Ben Kentish 10pm - 1am
27 March 2025, 23:51 | Updated: 28 March 2025, 00:28
You would be forgiven for missing the positive announcements made by the government this month.
A huge investment in housebuilding, more employment support for young people and increased spending on rough sleeping are significant interventions that show ministers are serious about tackling homelessness and getting the government working again.
If you missed them – it will likely be because these measures have been overshadowed by the finer details of last week’s ‘Pathways to Work’ Green Paper and more recently, the Chancellor’s Spring Statement. In the statement, she announced incapacity benefits will be halved and frozen to balance the books. This is on top of last week’s news that under 22s will no longer be able to claim this health top-up.
Unfortunately, we’ve been here before – and we know it doesn’t work.
There are plenty of examples over the decade or more of tightened government spending – but a more recent one springs to mind.
On the eve of the first lockdown then Chancellor Rishi Sunak froze Local Housing Allowance (LHA), the housing benefit supposed to help those on the lowest incomes pay the cheapest rents.

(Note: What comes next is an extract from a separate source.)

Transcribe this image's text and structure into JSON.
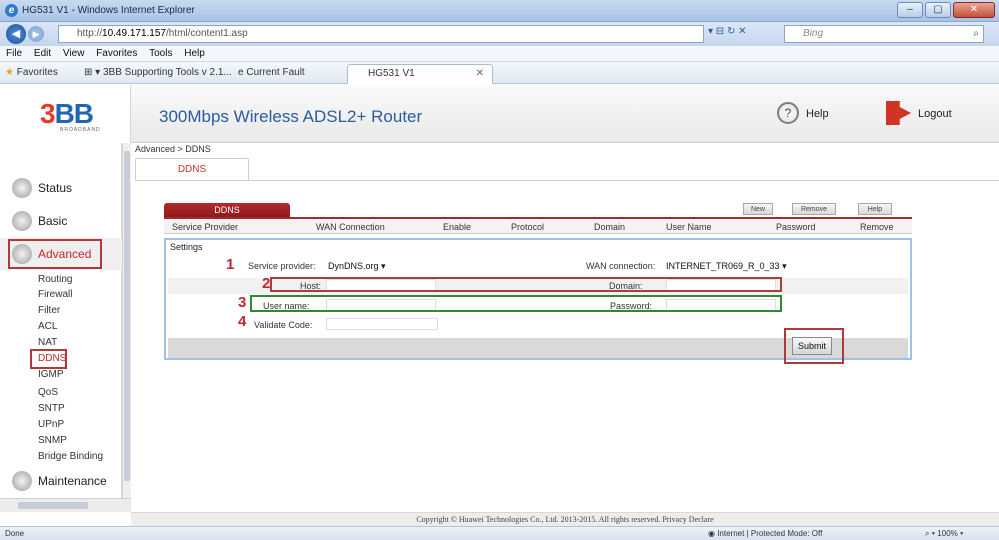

By the time it was unfrozen, the government saved somewhere north of three-quarters of a billion pounds. But real life can’t be captured in a spreadsheet and this real terms cut was a disaster.
Homelessness increased – though the full impact was contained by measures like the Universal Credit uplift and eviction ban. Then, when these safety nets were removed, it soared to near-record levels. You can’t blame the LHA cut entirely for this – but it is widely accepted to be a key driver.
Setting aside the human misery of homelessness or the life-threatening danger of rough sleeping, the cost to the taxpayer of getting someone off the streets and into emergency accommodation is enormous. So big in fact, it’s repeatedly cited as the cause of several councils teetering on the edge of bankruptcy.
These connected problems – of record homelessness and councils unable to cope with demand – were a tricky inheritance for the new government last year and ones they had so far sought to address.
Until last week’s announcement of benefit cuts, there was a coherence to their approach in ministers’ recognition that the whole of government needed to face the same way if these problems were to be solved.
The Spring Statement has not blown that aside – but these cuts only create confusion at a time when clear thinking and concentrated action is more important than ever.
Homelessness continues to increase – the number of 16-24-year-olds facing homelessness is at record levels – just as young people struggling to find work remains stubbornly high.
The government is going in the right direction, but these cuts feel like the wrong choice at the wrong time.